Una generazione quasi tutta persa, giovani che promettevano adulti inservibili per qualunque ricamo sociale, per qualunque scopo che trascendesse il puro sé. Quelli che là dove capitava non si srovesciavano, gli occhi improvvisamente sbarrati, per overdose, quelli che non aderivano come colla ai muri ai pali ai paracarri per incidente d’auto di moto di motorino, quelli che non impazzivano per il troppo fissare i telefonini , la mano destra inservibile ormai ad ogni altra funzione, lo sguardo perduto, ed un fiorire di borborigmi e grugniti che solo talvolta parevano interiezioni spezzate: insomma i rimasti, tantissimi lo stesso, quell’estate si aggiravano in branchi, in sciami, in greggi, con le discoteche, i lidi, i bagni le spiagge come luoghi di incontro e di tremenda “socializzazione”.

Fu l’estate del trionfo e della definitiva ascesa sociale dei cafoni, dei barbari, degli ignoranti. Cattivi o assenti maestri, musiche indimenticabili per la perversa oltraggiosa stupidità e quelle scritte che fiorivano in tutta Italia. C’era chi digrignava i denti a vedere “6 il mio amore”, chi si lanciava nel vuoto a sentire gli hit dell’estate, chi anelava all’apocalisse, chi invocava i più rigidi cultori della sharia, chi più semplicemente, avendo capito che la fine della nostra civiltà cosiddetta occidentale era per fortuna arrivata, aspettava paziente.

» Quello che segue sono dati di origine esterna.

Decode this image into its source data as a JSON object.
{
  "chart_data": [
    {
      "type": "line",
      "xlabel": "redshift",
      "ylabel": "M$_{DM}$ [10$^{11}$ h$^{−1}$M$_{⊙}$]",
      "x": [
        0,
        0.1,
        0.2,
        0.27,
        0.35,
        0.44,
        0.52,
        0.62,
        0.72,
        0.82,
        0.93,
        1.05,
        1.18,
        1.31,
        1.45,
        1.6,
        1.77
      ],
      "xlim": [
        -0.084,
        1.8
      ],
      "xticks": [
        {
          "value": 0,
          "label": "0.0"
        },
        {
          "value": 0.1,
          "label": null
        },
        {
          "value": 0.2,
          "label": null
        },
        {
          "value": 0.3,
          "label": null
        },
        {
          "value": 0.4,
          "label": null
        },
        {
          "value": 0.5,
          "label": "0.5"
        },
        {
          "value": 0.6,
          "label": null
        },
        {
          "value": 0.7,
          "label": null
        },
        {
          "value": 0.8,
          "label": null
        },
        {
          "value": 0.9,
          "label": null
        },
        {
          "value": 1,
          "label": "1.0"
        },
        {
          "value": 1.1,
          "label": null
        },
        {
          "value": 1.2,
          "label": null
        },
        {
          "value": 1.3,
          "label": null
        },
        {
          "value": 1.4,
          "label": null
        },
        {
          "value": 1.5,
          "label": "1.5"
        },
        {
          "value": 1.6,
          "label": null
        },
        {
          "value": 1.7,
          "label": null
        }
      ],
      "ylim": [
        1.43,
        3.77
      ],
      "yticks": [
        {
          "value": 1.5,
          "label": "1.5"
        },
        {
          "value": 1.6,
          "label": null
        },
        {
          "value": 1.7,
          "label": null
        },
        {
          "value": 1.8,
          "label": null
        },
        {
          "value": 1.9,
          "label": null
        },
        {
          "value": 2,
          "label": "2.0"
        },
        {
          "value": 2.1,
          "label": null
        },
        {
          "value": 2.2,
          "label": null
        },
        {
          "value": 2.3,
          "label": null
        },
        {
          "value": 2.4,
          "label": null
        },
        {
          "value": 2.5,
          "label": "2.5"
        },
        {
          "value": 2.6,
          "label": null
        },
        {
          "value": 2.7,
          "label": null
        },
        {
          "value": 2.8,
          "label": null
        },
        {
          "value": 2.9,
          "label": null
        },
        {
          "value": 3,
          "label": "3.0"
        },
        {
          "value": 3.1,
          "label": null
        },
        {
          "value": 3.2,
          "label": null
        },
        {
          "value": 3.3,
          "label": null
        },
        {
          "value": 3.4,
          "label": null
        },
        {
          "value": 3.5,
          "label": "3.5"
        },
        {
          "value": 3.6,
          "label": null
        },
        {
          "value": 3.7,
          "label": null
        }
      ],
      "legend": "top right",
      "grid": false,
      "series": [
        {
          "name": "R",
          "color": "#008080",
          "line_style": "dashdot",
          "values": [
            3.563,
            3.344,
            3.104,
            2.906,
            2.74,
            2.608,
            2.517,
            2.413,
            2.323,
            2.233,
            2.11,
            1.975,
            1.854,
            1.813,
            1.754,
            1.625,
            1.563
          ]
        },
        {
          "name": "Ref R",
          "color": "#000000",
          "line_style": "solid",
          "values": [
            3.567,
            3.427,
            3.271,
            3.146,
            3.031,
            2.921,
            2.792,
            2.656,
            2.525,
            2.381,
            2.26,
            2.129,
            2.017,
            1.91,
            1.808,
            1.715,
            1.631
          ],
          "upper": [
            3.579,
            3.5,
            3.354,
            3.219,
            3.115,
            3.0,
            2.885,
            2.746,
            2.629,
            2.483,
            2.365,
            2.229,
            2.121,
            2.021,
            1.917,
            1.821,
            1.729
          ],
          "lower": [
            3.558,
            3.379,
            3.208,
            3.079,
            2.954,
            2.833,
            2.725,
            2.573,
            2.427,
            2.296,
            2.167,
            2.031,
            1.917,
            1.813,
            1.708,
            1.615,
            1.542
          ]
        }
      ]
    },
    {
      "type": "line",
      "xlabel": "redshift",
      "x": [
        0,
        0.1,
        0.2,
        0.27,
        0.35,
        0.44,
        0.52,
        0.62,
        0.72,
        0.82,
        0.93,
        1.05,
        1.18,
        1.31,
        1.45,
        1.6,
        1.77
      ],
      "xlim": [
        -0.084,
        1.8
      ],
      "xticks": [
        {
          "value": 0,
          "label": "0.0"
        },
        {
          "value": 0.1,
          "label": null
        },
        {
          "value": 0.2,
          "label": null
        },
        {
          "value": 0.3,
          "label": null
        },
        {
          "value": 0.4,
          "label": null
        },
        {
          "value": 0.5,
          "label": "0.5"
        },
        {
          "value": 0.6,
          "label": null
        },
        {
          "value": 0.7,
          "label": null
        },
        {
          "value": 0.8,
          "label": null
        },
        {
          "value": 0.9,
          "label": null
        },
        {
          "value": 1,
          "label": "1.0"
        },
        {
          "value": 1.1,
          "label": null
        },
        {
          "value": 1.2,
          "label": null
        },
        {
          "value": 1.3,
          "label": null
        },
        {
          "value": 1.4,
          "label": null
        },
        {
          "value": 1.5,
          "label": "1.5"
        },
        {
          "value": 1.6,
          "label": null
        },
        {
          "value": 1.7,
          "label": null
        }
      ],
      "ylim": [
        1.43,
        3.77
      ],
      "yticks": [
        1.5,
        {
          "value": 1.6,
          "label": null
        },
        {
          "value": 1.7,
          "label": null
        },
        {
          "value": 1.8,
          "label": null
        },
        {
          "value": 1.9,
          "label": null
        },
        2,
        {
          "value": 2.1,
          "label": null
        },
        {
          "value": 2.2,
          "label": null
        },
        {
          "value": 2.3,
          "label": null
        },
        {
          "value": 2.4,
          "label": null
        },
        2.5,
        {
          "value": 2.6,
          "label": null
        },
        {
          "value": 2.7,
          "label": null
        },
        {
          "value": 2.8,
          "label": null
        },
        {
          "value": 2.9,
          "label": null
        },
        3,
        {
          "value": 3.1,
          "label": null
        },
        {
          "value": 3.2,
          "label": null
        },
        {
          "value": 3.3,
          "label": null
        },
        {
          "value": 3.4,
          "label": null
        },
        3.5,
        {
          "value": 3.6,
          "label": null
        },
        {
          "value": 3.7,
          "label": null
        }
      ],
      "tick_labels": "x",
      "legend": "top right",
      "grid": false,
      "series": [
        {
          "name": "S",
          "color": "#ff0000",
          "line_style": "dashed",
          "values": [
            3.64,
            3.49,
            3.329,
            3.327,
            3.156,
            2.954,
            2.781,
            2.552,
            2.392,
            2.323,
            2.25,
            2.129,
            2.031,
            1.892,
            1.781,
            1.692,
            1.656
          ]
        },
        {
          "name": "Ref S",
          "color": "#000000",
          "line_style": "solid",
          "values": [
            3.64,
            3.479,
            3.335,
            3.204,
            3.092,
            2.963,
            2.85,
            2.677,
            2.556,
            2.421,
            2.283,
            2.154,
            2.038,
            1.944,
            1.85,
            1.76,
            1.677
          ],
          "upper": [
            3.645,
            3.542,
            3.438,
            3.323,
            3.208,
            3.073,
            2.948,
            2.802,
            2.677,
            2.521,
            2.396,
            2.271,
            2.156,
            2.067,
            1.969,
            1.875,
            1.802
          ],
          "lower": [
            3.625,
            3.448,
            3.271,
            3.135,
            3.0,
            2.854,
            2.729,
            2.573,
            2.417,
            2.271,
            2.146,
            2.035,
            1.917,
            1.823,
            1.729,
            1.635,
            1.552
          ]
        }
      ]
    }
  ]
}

I segni c’erano tutti: la neve il 15 agosto in alta Valtaro, i turbini improvvisi e i fulmini, con regolare contorno di fulminati, l’improvviso aumento dei decapitati in mare (non per punizione salvifica e fil di spada ma per utilizzo demente di motoscafi e simili), e infine la finta eruzione con colata lavica e tremor di terra disposta da un ilare Berlusconi nel suo villone pacchiano.

Eppure ai più sfuggì un altro segno, opposto, un segno che retrospettivamente fu chiaro che annunciava un cambiamento, un mutamento di registro.

Furono i leoni a reagire. Non i veri, ma gli antichi. Quelli che vigilano in tante nostre chiese, reggendo da secoli colonne. I primi furono a Trani. Degli idioti avevano fatto bivacco del portico, bevendo birra e seminando lattine e incarti di pizza ed evidentemente non sazi del nulla pensarono bene di decapitare a martellate uno dei due leoni. Un episodio di normale inciviltà, di stolida insensibilità, eccetera eccetera, su cui i giornali locali andarono per giorni deprecando lamentando con santa indignazione.

La cosa singolare fu che due giorni dopo in un incidente stradale una solenne e impossibile dinamica dei diversi corpi in gioco produsse un effetto strabiliante: due teste decollate con precisione a due ragazzi che avevano bevuto, andavano in due su un motorino senza casco, e vennero successivamente identificati come quelli che avevano colpito il leone.

Poi fu a Sant’Agostino, sempre a Trani: un imbecille per ben figurare di fronte a una qualche ragazza (che si presume ridesse ebete e in sollucchero invece di strappargli le palle) disegnò per gioco delle lagrime sul muso del leone che ornava la porta. Il referto dei medici non fu chiaro, ma il ragazzo da allora non ha smesso di piangere, gli occhi arrossati e finalmente quasi inservibili.

Fu lo stesso a Nonantola: i leoni dell’Abbazia, il muso sfregiato dal solito imbecille, restituirono una implacabile dermatosi. E così in altre luoghi: i leoni antichi quell’estate attirarono i peggio incarogniti, quelli senza speranza, e li ripagarono in moneta sonante.

C’è chi ha parlato di coincidenze, chi di maledizioni degli antichi artigiani. Io non so dire, ma penso che i leoni abbiano improvvisamente deciso, tutti assieme, che era arrivata l’ora di una sana lezione di vita. Che era giusto far propria una massima rivoluzionaria, e che se gli adulti si tiravano indietro di fronte ai giovani loro avrebbero provveduto a colpirne alcuni per educarne molti.